PHOENIX (3TV/CBS 5) - An analysis of 266 jail booking records related to the protests during the weekend of May 30 shows nearly all of the protesters who were arrested were from Arizona.
This contradicts the statements from local police sources, as well as federal law enforcement leaders.
"Groups of outside agitators and extremists are exploiting the situation to pursue their own separate and violent and agenda," said William Barr last week. Barr is the US Attorney General.
Barr described the groups as, "Anarchic and extremists groups, far left extremists groups, using Antifa-like tactics many of whom traveled from outside the state to promote the violence."
But that scenario has not played out in arrest records across the country, as well as here in Maricopa County.
Around 7:30 p.m., people gathered again at the state Capitol in downtown Phoenix expressing their grieve and anger like many across the country.
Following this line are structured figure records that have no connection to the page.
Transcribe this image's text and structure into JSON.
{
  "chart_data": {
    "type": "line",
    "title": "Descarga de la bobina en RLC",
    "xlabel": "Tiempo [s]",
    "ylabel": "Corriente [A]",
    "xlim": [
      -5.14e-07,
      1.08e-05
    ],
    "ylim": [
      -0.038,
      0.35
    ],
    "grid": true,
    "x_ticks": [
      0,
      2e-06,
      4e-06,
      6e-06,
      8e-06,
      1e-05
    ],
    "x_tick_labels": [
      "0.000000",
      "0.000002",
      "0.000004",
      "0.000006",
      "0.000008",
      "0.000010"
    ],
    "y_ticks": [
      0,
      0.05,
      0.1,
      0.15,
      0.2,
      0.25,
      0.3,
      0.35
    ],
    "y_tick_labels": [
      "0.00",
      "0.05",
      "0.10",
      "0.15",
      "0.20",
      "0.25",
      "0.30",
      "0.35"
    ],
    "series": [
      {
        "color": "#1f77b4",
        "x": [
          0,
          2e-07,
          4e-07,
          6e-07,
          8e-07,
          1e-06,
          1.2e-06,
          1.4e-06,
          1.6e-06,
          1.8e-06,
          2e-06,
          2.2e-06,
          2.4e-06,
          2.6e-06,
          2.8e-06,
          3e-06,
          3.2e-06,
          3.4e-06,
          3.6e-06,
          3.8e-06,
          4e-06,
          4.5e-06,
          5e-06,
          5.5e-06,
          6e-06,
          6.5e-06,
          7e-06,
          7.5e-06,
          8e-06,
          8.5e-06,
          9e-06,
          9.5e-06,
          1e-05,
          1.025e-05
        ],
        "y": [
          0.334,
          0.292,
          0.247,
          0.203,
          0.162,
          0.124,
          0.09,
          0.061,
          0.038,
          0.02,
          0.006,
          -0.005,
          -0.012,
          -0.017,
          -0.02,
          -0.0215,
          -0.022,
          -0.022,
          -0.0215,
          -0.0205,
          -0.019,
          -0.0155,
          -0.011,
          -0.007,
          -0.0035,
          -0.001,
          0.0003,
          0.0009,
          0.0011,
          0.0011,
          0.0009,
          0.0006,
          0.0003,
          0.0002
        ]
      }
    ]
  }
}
Of the 266 people arrested during the weekend which saw the most violence here in the Valley, only a handful are from outside of town. Those arrested were booked into jail on crimes that ranged from rioting to disturbing the peace.
Brief background checks on nearly 100 of them showed most lived in the Phoenix area, had no prior criminal record and ended up being released without being charged.
CBS 5 Investigates found former high school football stars, students, socially-conscious demonstrators, as well as some with prior criminal histories.
One man who was arrested faced weapons misconduct charges, unlawful assembly, drug charges and disorderly conduct. His Linkedin account showed he is employed in Phoenix.
The mother of one woman who was arrested waited outside the jail for any sign of her daughter. She wrote on Facebook that her daughter had special needs and that police arrested her without provocation.
"It's very convenient and it's very easy to say, you know these extremist groups are out here," said Keisha McKinnor with the Phoenix office of the Anti-Defamation League [ADL].
The ADL tracks extremists and hate groups, but has not identified any that have boots on the ground in any of the protests in any great numbers.
"Americans just have to look at the fact that it's the American people. It is your neighbor. It is your coworker. It is your ally that is out here marching and saying, 'We have to do something,'" said McKinnor.